Sadly, SURE-P has not fully taken advantage of these pivotal roles it is meant to play in the development of our critical infrastructure. To make matters worse, it is even speculated in some quarters that the organisation is serving the interest of a few individuals and groups who have hijacked it. But it could still redeem its image if it does the right thing. And for me, the starting point should be its willingness to submit to the power of the people which the legislature represents.

Yet, if you ask me, I would still say SURE-P is a fitting gesture from a government that desires and speaks transformation like no one before it. But the question is:  how much of this long and winding road to transformation are government officials willing to travel, at least with the conduct of public officers to issues of public interest lately? Why would ministers and senior government officials fail in their duty as helpers and supporters of their principal, even in critical areas?  There is something seriously wrong with our democracy if ministers continually disparage our legislature and manage to go on without any form of reprimand.

However, the only consolation as far as I am concerned, that is in this instance, is that these ministers and heads of concerned agencies who snubbed the House have a match in Dakuku Peterside, lead chairman of the joint committee. Peterside who has a robust civil society and public administration background, has already expressed his colleagues’ displeasure with the attitude of the ministers. This discontentment by the legislature has also quietly set the tone of what may come if what happened on January 22 repeats itself on the re-scheduled date.

I believe that for us to make the required progress as a country, we must be prepared to take on some individuals who are deceived by the high offices they occupy. For me, the issues at stake in this SURE-P public hearing are germane. After all, they bear on accountability and the rule of law and no democracy can thrive without due process. This is why we must support our law makers. I however wish to challenge them to invoke the necessary laws, if necessary, to ensure that erring officers are tried and convicted as stipulated by the Legislative Houses (Powers and Privileges) Act as amended. Those appointed to public office must show humility and a strong sense of duty. A minister must at all times be guided by his oath which essentially borders on service to his or her fatherland. And anyone who personalises his office for whatever reason should be sanctioned appropriately.

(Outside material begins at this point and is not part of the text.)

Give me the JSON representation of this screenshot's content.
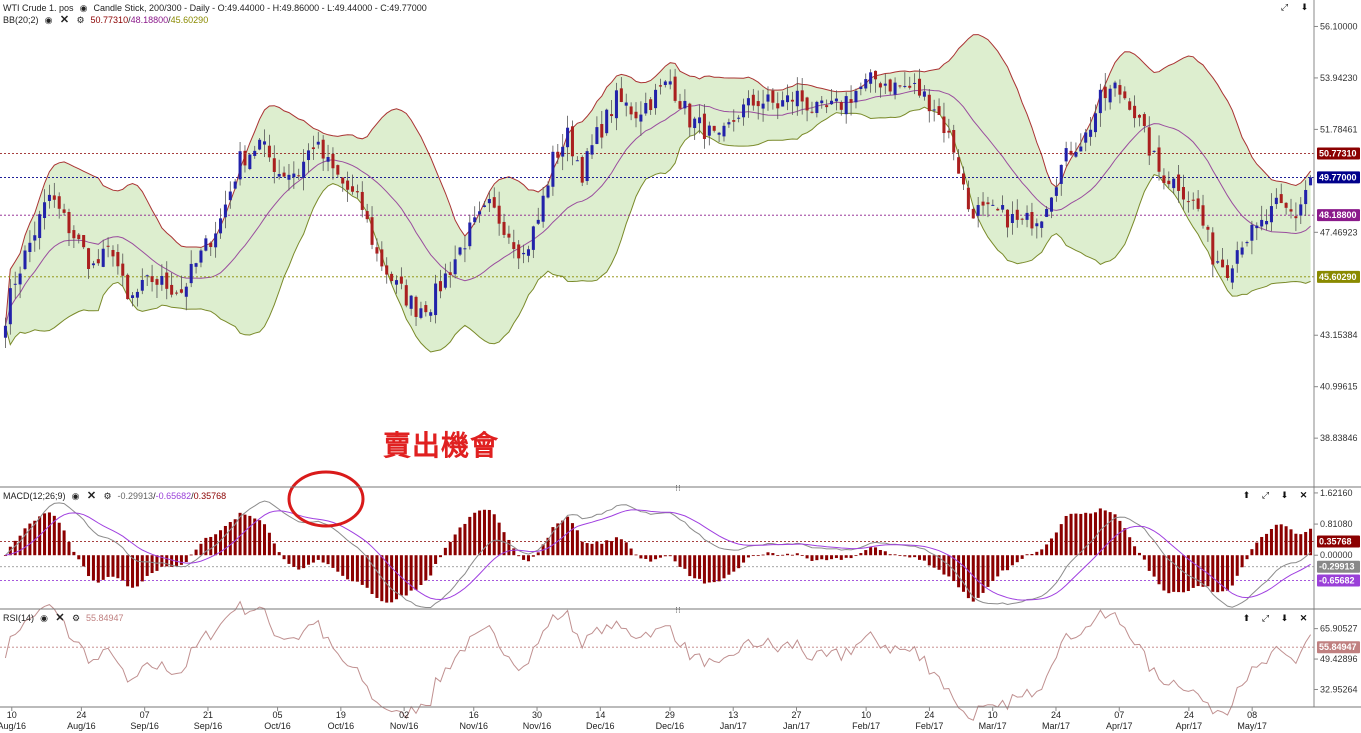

Let us not forget in a hurry that the legislature is for the people and therefore it must consistently serve the common good. And when they genuinely serve our interest, like they are doing in this SURE-P issue, we must encourage them.  We must also constantly remind ministers and those in very high executive positions that it was by the resolution and approval of the National Assembly that they became ministers. It is also by the resolution and approval of the legislature that they receive appropriation and thus money to spend. It is also interesting to note that it is by the appropriation of the National Assembly that they have access to SURE-P money to spend in their various ministries, agencies and departments. Therefore, we all must move, and very speedily too, from State house democracy to peoples democracy where accountability holds sway. This is the way to go.